Black Mirror. Para su primer largometraje, ¡Huye! (Get out),
el realizador afroaestadunidense Jordan Peele ha elegido una estrategia
narrativa original y provocadora. Un posible drama social, con
destellos humorísticos, sobre un joven negro y la novia que lo lleva a
visitar, por vez primera, a sus padres liberales blancos, se aventura en
el género de horror que tanto fascina al gran público, en especial a
espectadores jóvenes, y sale airoso del intento.
El joven fotógrafo Chris Washington (el británico Daniel Kaluuya)
manifiesta su temor ante la perspectiva de conocer a la familia y amigos
de Rose (Allison Williams), su novia anglosajona, quien considera
innecesario prevenirlos del origen étnico de su compañero confiando en
las convicciones liberales de sus progenitores. Su padre, el neurólogo
Dean (Bradley Whitford), disipa de inmediato las aprensiones del joven:
De haber podido, habría votado por Barack Obama una tercera vez, exclama satisfecho a manera de bienvenida. El resto de la cinta será un mordaz y sangriento desmontaje de esa gran ilusión liberal.

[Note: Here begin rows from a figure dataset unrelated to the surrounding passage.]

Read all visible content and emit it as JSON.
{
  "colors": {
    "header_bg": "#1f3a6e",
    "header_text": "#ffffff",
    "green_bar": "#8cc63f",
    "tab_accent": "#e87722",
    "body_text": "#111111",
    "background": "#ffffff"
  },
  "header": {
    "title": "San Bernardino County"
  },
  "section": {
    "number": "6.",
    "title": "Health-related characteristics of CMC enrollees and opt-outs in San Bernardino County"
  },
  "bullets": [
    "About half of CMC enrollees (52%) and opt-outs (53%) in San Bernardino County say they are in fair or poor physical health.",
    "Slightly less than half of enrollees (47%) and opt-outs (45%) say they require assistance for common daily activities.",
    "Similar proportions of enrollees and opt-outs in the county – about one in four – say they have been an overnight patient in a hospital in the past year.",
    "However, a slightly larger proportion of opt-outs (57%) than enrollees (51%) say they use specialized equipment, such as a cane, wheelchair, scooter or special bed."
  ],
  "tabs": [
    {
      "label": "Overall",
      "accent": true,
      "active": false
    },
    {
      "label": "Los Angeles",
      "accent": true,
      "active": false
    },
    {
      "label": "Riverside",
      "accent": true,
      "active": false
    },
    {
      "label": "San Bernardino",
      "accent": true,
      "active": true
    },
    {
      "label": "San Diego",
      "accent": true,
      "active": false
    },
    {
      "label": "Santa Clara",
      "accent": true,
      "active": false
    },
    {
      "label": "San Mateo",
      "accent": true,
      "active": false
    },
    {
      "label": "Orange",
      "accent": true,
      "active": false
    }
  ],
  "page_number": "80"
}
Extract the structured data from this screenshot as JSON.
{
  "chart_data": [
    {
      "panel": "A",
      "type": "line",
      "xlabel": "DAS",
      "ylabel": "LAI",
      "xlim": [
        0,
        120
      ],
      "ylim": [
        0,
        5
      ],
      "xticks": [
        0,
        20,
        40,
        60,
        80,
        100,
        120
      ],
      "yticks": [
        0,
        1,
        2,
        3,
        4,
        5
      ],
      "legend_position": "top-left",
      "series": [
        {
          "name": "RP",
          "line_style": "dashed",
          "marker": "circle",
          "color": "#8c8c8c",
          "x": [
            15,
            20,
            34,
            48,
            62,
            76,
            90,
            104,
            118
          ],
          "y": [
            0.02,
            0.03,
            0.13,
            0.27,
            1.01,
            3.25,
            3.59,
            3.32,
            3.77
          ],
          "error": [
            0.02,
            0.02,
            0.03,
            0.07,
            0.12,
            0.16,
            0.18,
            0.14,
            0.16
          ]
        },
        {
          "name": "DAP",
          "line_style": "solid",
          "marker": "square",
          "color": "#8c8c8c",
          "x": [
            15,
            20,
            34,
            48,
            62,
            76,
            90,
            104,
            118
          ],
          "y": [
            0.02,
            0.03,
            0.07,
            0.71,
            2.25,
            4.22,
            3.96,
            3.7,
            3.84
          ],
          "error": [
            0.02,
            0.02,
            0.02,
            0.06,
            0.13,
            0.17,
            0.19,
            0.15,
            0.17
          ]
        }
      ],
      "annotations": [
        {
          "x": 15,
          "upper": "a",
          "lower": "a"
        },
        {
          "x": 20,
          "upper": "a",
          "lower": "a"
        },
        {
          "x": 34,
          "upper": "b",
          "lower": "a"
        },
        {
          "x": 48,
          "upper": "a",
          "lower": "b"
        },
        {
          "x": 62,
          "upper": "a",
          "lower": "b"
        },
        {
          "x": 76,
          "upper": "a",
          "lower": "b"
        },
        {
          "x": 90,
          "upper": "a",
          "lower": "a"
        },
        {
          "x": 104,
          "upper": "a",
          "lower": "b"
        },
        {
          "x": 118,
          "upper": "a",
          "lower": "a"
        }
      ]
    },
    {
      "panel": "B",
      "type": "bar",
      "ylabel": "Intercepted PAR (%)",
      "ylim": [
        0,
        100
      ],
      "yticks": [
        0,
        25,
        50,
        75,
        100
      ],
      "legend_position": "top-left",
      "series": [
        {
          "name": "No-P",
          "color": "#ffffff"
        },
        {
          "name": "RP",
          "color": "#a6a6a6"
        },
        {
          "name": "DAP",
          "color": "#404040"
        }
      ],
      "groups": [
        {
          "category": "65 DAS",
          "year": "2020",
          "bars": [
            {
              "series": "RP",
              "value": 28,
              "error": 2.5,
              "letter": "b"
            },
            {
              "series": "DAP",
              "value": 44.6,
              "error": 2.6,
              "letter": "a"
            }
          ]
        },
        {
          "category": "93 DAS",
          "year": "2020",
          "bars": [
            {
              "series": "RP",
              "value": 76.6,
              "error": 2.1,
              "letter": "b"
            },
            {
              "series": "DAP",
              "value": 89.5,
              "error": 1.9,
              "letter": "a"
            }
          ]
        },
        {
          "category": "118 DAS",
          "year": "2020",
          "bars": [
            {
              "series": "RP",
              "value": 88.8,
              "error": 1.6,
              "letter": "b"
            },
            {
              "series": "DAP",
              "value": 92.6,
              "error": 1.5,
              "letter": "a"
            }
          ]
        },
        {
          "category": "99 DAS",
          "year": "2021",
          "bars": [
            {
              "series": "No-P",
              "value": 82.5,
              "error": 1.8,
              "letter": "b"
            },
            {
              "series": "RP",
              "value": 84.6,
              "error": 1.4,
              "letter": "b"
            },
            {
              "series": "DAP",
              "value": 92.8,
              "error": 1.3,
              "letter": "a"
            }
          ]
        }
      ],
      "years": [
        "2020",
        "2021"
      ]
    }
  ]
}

Cinco décadas después de aquella emblemática comedia de la reconciliación racial, ¿Sabes quién viene a cenar? (Guess Who’s Coming to Dinner?,
Stanley Kramer, 1967), la cinta de Jordan Peele propone una visión
irónica de una persistente intolerancia en Estados Unidos que hoy es
capaz de volver a desatar expresiones de rencor racista supuestamente
superadas, mismas que tuvieron, como punto álgido, en 1957, el escarnio y
los escupitajos padecidos por la joven estudiante negra Hazel Bryan
durante su primer día de clases en una escuela de blancos en Little
Rock, Arkansas. Ese episodio lamentable lo recupera el documental No soy tu negro, de Raoul Peck.
Los personajes que habitan la cinta de Jordan Peele, y a los que se
enfrenta un atónito Chris Washington, parecen extraídos de algún
episodio de la perturbadora serie Black Mirror o de una Dimensión desconocida
puesta al día. El lugar de la acción: un hogar de placidez engañosa, en
un suburbio de clase media, frecuentado por personajes siniestros (los
amigos de la familia) de quienes cabe esperar una dentellada feroz
detrás de cada sonrisa, y donde hasta los sirvientes negros parecen
siempre enigmáticos y esquivos.
El clima moral es malsano y amenazador, como en una película de David
Lynch, y la violencia puede estallar, de modo intempestivo, en una
carretera, en un jardín, o en el interior burgués, donde, mediante una
cura de hipnosis, Missy (Catherine Keener), la madre de Rose, pretende
alejar a Chris del tabaco.
La presencia en ese lugar de otros negros no representa para
el protagonista ninguna garantía de solidaridad o protección, antes bien
lo contrario. Se trata de personajes domesticados por la gran
asimilación triunfante, celosos de sus mínimos privilegios, que miran
con desconfianza al nuevo forastero de su misma raza.
Sólo Jeremy (Caleb Landry Jones), el temperamental hermano de la
novia, se autoriza la franqueza de un rechazo visceral. Todo lo demás
exuda hipocresía liberal por todos los poros. Por un lado, la actitud
amable y bienintencionada de la familia de la novia sólo acierta a
desdibujar a Chris (el negro que por su buena educación se quedó a medio
camino de volverse blanco) con los clichés culturales más burdos; por
el otro, el círculo de invitados se esfuerza inútilmente en disimular un
añejo desdén racista con una cordialidad ensayada.
El joven realizador maneja con acierto no sólo registros dramáticos
que en ocasiones se aventuran en el terreno de lo fantástico, sino de
modo especial toda la carga humorística de situaciones donde el absurdo
es absoluto. Pocas producciones recientes sobre la discriminación a
minorías étnicas poseen un grado semejante de ironía y malicia.
Un acierto de la cinta es su cabal aprovechamiento de los géneros del
horror, la comedia, y el drama social en una vertiginosa apuesta
combinatoria. Esa audacia explica, en parte, su éxito comercial. La
película se estrena además en un contexto de polarización social
particularmente agudo. Los años Obama, que debían impulsar culturalmente
una noción de lo posracial, o la indiferencia a la condición étnica, se
han transformado en un tiempo de zozobra moral.
El documental No soy tu negro y esta ficción sugerente y escuetamente titulada ¡Huye!,
se perciben, así, como las dos caras de una misma moneda. A una
corrección política ya desgastada, Jordan Peele y Raoul Peck han
opuesto, cada uno a su manera, el saludable desencanto de un
escepticismo crítico. ¡Enhorabuena!
¡Huye! se exhibe en salas comerciales.